Last year, analysts at several companies believed it would take “at least two years” before any normalization of the situation occurred, and given TSMC’s update now, that expectation may appear to come true.
At the investor meeting, the company also stated that it will take “a few quarters” before it can see a normalization, which in short means it could take from half a year to about a year before we see more “normal”” flows again.
It is good to note in this regard that this will not automatically apply to all areas of electronics production; For example, no one said anything that it would be easier to get game consoles right away. Different electronics manufacturers in different countries face different challenges and bottlenecks.

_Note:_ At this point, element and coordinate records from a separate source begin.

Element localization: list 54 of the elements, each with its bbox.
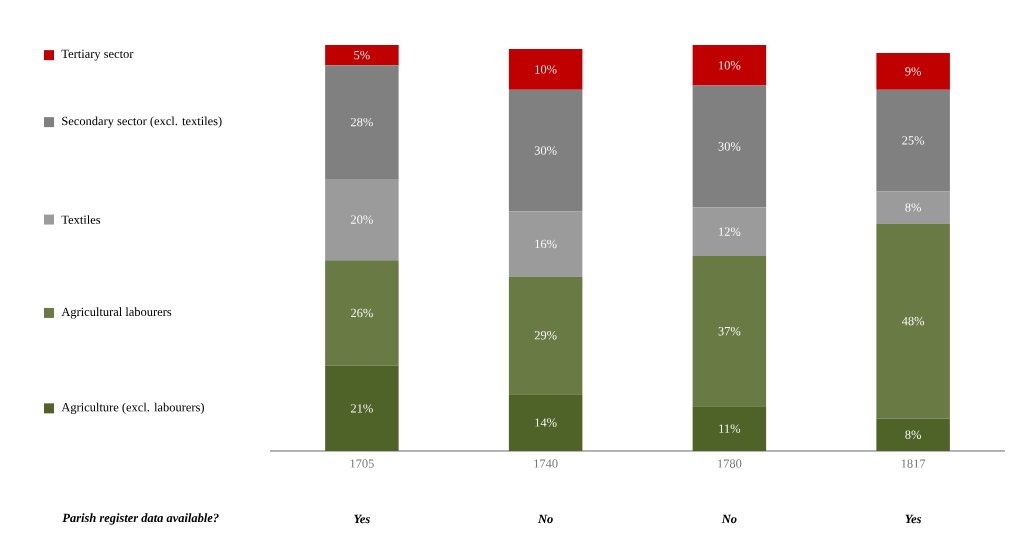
data-label: 37% [718,326,741,336]
data-label: 20% [351,215,373,224]
data-label: 26% [351,308,373,318]
text: No [721,514,737,524]
data-label: 21% [351,404,373,413]
x-tick-label: 1740 [534,459,558,468]
bar [876,53,950,90]
bar [508,276,583,395]
legend-label: Agriculture (excl. labourers) [61,402,204,415]
legend-label: Secondary sector (excl. textiles) [62,116,222,128]
data-label: 12% [719,227,741,236]
x-tick-label: 1780 [718,459,742,468]
data-label: 8% [905,203,922,212]
data-label: 9% [905,67,922,76]
data-label: 25% [902,136,925,145]
bar [692,256,767,407]
legend-label: Tertiary sector [61,49,134,61]
bar [508,49,583,90]
data-label: 5% [354,50,370,60]
bar [508,394,583,451]
data-label: 8% [905,430,922,439]
legend-label: Agricultural labourers [61,307,172,319]
bar [325,65,399,179]
bar [325,178,399,261]
bar [876,418,950,451]
x-tick-label: 1817 [901,459,926,468]
text: No [537,514,553,524]
data-label: 14% [535,418,557,427]
text: Yes [354,514,370,524]
bar [692,207,767,257]
data-label: 10% [719,61,741,70]
x-tick-label: 1705 [350,459,374,468]
bar [325,260,399,366]
data-label: 10% [535,65,557,74]
text: Yes [905,514,922,524]
data-label: 30% [534,146,557,155]
bar [692,406,767,451]
bar [876,191,950,224]
legend-label: Textiles [61,215,101,224]
bar [876,223,950,419]
bar [325,44,399,66]
bar [692,85,767,208]
data-label: 48% [901,316,925,326]
data-label: 16% [535,239,557,249]
data-label: 11% [719,424,741,433]
bar [508,211,583,277]
data-label: 29% [534,331,557,340]
bar [876,89,950,192]
bar [508,89,583,212]
data-label: 28% [351,117,373,127]
data-label: 30% [718,142,741,151]
text: Parish register data available? [62,513,219,525]
bar [692,44,767,86]
bar [325,365,399,451]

TSMC mainly produces chips for laptops and mobile phones, and they also supply the majority of chips that Apple uses in its products. It is thus reasonable to assume that this is where we may want to see softening first. However, other companies have reported similar trends, such as memory manufacturer Micron.
In addition to declining consumer demand, there is also another factor influencing the situation: cryptographers. Most cryptocurrencies have declined in recent months, and therefore it is not profitable to “find” many of them using computers anymore. This also means that the used market is flooded with relatively new electronics, at the same time that the demand for new electronics for this purpose is declining.
At the same time, it is also good to point out that while there is a low demand for chips for products such as mobile phones and computers, there is an increasing or stable demand in other areas.
For example, there is still a large shortage of auto parts, and this does not appear to be decreasing immediately. Many markets are far behind in fleet electrification and therefore the need for new electronics for this industry is expected to increase in the coming time. TSMC stated that this is one of their biggest challenges, and they are trying to redistribute production capacity in this market.
According to TSMC President Charles C. Wei, aggregate consumer demand will “continue to expand our chip production capacity,” and stresses that although new production nodes with smaller nanometer sizes will make production more efficient, it is not enough:
“Our subcontractors have faced greater challenges than ever in their supply chains, increasing the time to deliver the equipment and parts we need for both our well-established contracts and our more advanced future contracts,” Wei says.
However, given TSMC’s position as a major supplier to Apple, there is reason to believe that they will prioritize the production capacity of the Cupertino-based company. So it might be easier to get a new MacBook with M2 or the next generation iPhone this fall.